SpaceX investor explains how to invest in space

Fast Facts

  • Around $300 billion has been invested in space companies over the past decade, according to Space Capital.  
  • Analysts expect the industry to be bringing in $1 trillion in annual revenue by 2040. 
  • TheStreet sat down with Chad Anderson, managing partner of Space Capital, who explained that investing in space isn't as high risk as people may think. 

Perhaps best exemplified by the Elon Musk-led SpaceX, the private space industry has been growing recently. 

There were 223 rocket launch attempts globally in 2023, according to Space Works, a 20% increase over the 186 launches in 2022. In 2019, there were only 102 rocket launches. 

SpaceX is leading that growth — the company launched 26 missions in 2020, 31 in 2021, 61 in 2022 and just about 100 in 2023. Musk has said that SpaceX hopes to launch 144 times in 2024. 

As the number of rockets aiming for orbit has increased, so too have the investments pouring into the industry, in addition to the potential payoff. 

Related: Watch Elon Musk's SpaceX launch Starship: Third time's the charm

Space Capital, a venture capital firm that invests in the space economy, noted recently that nearly $300 billion has been invested in around 2,000 different space-related companies over the past decade. 

Citigroup analysts said in 2022 that they expect the space industry to reach $1 trillion in annual revenue by 2040, a forecast that was predicated on a reduction in the cost of launches. 

Space Capital managing partner Chad Anderson told TheStreet that space companies are much more than rocket launches and satellites, calling space-based technologies the "invisible backbone that powers the modern global economy."

According to Anderson, the notion that investing in space is a high-risk venture, due both to the expense required and the difficulty inherent to getting rockets to space, is "actually a very common misconception."

Investing in space, he said, is not all about space stations, rocket launches and moon landings.

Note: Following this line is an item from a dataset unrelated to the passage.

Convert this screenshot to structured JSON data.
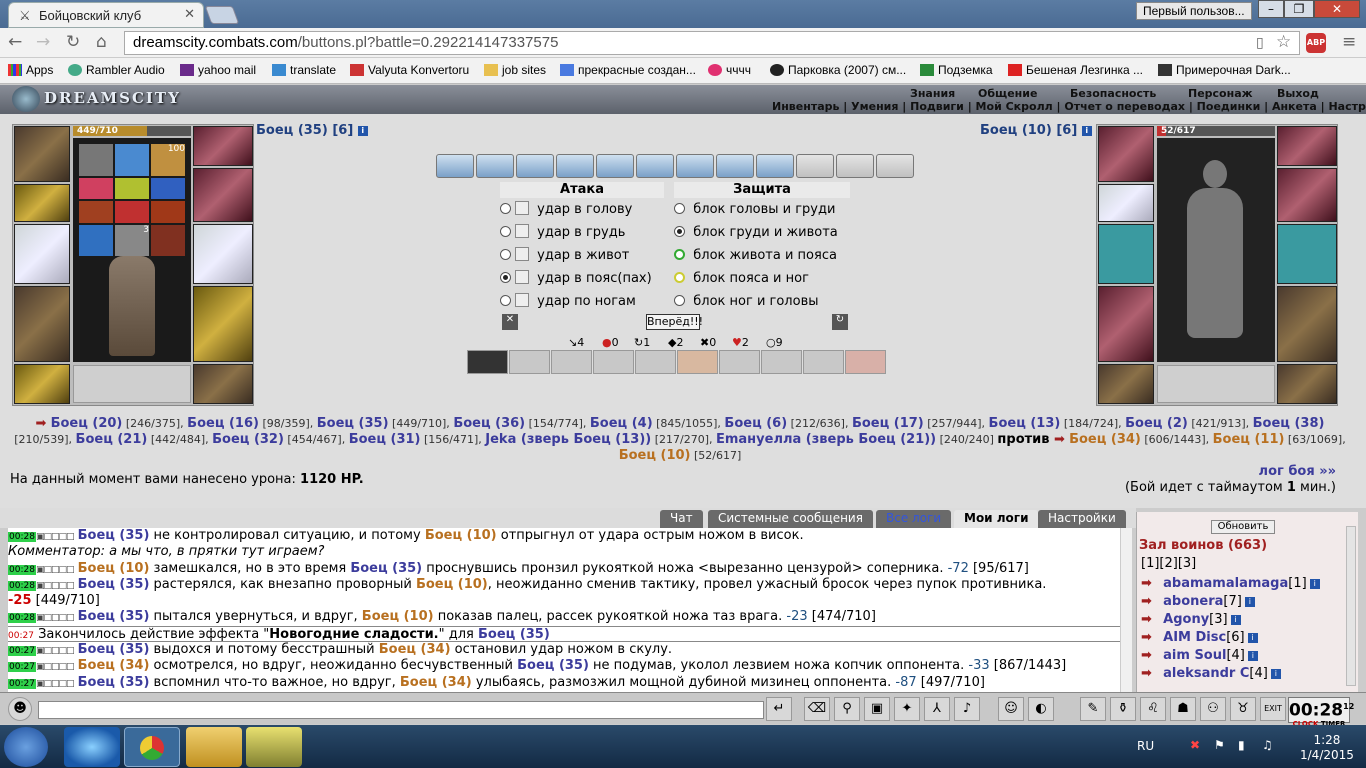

It's about transformative technology. 

Related: Why Elon Musk feels the need to guide humanity to Mars and beyond

The reality of investing in space

"Most people when they think about space, they think about the Apollo moon landings, the International Space Station and these grand human achievements," Anderson said. "They don't think about the entrepreneurs (who) are transforming nearly every major industry here on Earth. That's the opportunity that we are focused on at Space Capital."

The space economy, he said, doesn't stop at rocket ships and space stations; GPS, geospatial intelligence and telecommunications power the modern economy, and they are all three supported by orbiting, space-based infrastructure. 

Space Capital published a report in 2022 called the "GPS Playbook," which pointed out that the "space-based technology has generated trillions of dollars in economic value and some of the largest venture returns the world has ever seen."

Such satellite tech has become the foundation of entire industries (think Google Maps and all its competitors, in addition to Uber and Snap). 

"The infrastructure is the satellites that are in orbit. The distribution is like Trimble and Garmin," Anderson said, adding that Trimble's commercialization efforts — accomplished in the early 1980s — made GPS signals "accessible to the tech community, who then came and built applications on top of that."

"Now, that's how everyone gets around, orders their Uber, finds dates, gets food delivered," he said. "Everything we do relies on GPS."

Space Capital is invested in dozens of space-related companies including SpaceX, though not every firm in its portfolio is attempting to colonize Mars. Space Capital's portfolio includes exposure to the in-space infrastructure side of things (rockets, stations, satellites), as well as the distribution and application of that infrastructure. 

Anderson did acknowledge that there is a definite risk to rocket launches, especially for inexperienced companies, adding that "SpaceX makes launch look easy, but it is not." 

"But if you only look at the infrastructure, you're looking at this category from a very narrow lens," Anderson said, "and you're going to miss out on all the opportunity and all the value that is created from that infrastructure."